Integration testing. I don't review PRs much anymore, but I still manually test each feature. Since everything in ttal is CLI, a tester agent that validates delivered features should be straightforward.
Log-based error detection. A log watcher that flags unusual patterns, creates bugfix tasks, and routes them to the right agent.
Routine audits. A periodic sweep across all agents — what are they getting wrong? What's the system still missing? Generate enhancement tasks from the findings.
Plan review depth. Currently I decide how many review rounds a plan needs based on how many issues remain and whether anything is still unclear. This could be more systematic.

The Key Ideas

Route the right info to the right agent at the right time.
Clear boundaries. Actionable errors.
Better tools, better team, better results.
Human not in the loop — until the loop needs a human.
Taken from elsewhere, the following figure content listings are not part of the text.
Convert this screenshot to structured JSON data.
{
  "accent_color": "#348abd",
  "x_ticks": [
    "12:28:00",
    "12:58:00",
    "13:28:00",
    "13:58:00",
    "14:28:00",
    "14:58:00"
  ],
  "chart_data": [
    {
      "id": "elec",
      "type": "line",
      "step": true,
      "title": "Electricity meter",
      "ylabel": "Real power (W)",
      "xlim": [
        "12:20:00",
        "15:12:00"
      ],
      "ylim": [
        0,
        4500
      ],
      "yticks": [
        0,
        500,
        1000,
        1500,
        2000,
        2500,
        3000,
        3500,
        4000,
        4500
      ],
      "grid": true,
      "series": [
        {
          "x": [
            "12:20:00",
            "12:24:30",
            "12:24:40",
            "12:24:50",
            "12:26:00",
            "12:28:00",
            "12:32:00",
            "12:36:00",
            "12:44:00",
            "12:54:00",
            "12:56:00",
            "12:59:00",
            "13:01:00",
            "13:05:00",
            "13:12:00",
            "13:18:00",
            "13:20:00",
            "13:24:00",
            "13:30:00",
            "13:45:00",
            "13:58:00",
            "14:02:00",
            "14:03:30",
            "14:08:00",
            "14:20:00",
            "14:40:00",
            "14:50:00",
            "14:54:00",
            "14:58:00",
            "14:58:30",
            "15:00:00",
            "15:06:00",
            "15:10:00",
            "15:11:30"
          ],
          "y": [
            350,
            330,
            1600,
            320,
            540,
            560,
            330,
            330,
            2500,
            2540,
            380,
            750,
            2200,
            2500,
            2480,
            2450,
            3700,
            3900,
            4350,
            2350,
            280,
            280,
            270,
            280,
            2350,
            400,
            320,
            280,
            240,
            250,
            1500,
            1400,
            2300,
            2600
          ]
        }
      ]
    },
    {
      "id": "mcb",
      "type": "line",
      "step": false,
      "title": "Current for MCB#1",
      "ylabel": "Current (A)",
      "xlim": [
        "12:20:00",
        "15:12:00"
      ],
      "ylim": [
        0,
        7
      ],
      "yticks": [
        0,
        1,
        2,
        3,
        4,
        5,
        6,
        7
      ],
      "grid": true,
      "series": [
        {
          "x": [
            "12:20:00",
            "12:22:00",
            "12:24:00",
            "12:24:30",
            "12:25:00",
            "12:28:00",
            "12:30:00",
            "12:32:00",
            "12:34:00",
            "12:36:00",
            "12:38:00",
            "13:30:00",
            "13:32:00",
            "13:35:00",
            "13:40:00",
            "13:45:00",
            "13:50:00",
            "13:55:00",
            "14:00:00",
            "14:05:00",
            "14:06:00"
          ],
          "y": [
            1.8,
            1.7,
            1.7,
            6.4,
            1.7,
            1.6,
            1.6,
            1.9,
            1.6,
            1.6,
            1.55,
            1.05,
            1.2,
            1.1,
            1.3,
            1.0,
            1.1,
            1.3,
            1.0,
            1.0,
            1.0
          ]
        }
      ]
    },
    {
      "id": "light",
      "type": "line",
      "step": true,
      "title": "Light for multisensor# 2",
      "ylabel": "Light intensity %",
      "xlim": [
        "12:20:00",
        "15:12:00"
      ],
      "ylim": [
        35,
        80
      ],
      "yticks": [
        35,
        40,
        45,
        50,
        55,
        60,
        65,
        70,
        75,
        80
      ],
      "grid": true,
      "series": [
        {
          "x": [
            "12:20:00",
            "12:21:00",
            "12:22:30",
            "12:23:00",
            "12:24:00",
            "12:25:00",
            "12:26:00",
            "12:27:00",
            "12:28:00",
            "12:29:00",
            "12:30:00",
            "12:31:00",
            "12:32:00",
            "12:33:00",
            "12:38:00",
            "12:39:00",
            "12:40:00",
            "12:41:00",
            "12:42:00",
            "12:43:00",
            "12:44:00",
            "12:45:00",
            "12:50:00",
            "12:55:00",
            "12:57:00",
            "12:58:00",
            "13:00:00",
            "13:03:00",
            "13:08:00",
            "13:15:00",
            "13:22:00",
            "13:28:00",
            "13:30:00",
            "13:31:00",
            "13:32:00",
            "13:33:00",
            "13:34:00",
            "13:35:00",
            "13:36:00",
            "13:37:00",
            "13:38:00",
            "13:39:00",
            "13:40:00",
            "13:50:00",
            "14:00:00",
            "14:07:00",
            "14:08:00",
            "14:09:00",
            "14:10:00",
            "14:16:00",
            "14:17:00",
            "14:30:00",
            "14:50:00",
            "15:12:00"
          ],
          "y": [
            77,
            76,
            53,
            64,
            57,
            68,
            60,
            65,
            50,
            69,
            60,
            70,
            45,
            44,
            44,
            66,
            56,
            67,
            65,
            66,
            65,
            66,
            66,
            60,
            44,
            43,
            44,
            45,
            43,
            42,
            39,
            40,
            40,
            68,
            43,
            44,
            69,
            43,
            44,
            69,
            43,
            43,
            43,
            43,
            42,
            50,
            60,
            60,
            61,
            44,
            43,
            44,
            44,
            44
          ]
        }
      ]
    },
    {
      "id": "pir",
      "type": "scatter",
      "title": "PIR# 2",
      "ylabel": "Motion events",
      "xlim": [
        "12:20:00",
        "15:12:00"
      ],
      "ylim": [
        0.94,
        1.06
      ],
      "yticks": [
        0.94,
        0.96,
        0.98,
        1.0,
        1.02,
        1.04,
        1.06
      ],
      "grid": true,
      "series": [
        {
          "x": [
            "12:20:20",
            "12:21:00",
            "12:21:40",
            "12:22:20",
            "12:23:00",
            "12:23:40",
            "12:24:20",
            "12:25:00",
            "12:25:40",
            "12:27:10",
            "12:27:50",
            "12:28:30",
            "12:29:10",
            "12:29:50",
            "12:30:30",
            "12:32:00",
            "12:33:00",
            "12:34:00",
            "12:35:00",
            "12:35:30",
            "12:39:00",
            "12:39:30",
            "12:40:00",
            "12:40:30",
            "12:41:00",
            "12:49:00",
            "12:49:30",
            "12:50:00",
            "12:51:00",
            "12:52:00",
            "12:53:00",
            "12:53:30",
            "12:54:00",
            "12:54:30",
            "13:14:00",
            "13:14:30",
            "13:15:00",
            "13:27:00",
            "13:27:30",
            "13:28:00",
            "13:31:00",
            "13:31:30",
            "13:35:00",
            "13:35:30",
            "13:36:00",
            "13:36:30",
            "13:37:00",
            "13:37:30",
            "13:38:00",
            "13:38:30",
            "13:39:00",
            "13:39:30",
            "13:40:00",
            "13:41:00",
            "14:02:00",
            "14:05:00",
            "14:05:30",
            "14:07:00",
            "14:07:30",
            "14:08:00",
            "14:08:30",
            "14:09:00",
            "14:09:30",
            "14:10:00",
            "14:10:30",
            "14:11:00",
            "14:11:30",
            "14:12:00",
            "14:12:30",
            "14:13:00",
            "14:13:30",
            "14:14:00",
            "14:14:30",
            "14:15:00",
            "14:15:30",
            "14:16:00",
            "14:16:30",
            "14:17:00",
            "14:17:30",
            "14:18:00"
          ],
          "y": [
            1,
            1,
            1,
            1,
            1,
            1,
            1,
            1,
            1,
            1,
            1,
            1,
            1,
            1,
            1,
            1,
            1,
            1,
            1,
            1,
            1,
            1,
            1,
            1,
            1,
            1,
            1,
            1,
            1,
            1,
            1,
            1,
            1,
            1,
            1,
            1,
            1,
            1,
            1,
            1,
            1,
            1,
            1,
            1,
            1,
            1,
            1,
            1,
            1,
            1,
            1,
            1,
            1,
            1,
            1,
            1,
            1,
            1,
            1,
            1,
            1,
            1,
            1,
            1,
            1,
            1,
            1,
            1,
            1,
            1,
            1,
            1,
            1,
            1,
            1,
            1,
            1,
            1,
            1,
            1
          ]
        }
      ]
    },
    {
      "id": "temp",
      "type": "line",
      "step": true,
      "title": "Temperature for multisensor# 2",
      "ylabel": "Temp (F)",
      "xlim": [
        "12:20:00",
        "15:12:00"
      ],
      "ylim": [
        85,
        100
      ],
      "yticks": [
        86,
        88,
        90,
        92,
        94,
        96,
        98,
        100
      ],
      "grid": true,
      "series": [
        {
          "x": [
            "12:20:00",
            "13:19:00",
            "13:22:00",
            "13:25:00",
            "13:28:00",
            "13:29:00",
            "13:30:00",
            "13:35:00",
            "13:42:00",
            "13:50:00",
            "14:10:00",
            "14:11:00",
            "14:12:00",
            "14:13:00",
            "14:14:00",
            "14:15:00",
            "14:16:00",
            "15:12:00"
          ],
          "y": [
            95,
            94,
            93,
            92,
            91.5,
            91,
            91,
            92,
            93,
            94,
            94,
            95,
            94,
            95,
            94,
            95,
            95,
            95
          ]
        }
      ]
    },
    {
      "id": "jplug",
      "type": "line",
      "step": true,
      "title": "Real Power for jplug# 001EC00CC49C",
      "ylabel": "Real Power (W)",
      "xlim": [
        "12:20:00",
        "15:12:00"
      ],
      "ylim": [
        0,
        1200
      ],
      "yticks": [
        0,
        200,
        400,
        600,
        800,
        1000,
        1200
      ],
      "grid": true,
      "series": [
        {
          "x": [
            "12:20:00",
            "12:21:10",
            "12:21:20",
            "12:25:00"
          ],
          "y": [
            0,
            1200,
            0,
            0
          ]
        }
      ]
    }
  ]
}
Acknowledgements & References

Claude Code — ttal is built on Claude Code. The official pr-review-toolkit inspired our PR review loop.
tta-lab — our organization and related open-source projects, most named after ancient Greek words: Logos, Organon, Temenos
Logos — bash-only reasoning engine. LLMs think in plain text, act with ! cat main.go commands. No tool call overhead.
Charmbracelet — TUI libraries that make CLI beautiful
Superpowers — many ttal skills originate from this collection
Taskwarrior — 17-year battle-tested task management CLI
OpenClaw — ttal started as an OpenClaw workspace + Python scripts
Forgotton Anne — a game where forgotten objects gain consciousness, personality, and feelings. It inspired a design principle in ttal: agents aren't just tools — they have names, voices, creature identities, and diaries. It sounds whimsical, but agents with identity and personality genuinely perform better. They maintain consistent behavior, develop recognizable working styles, and the team coordinates more naturally when each member is someone, not something.

Thanks to the agents who helped build this: 🐱 Yuki (orchestrator, first agent in ttal), 🦅 Kestrel (debugger — almost retired until I realized bug fixing is its own domain), 🐙 Inke (design architect, designed most of ttal with Yuki), 🦉 Athena (researcher, original OpenClaw team member), 🦘 Eve, 🔥 Lux, 📐 Astra, 🧭 Mira, ⚓ Cael, 🔭 Nyx, 🦎 Lyra, 🐦‍⬛ Quill. Without them, ttal wouldn't exist.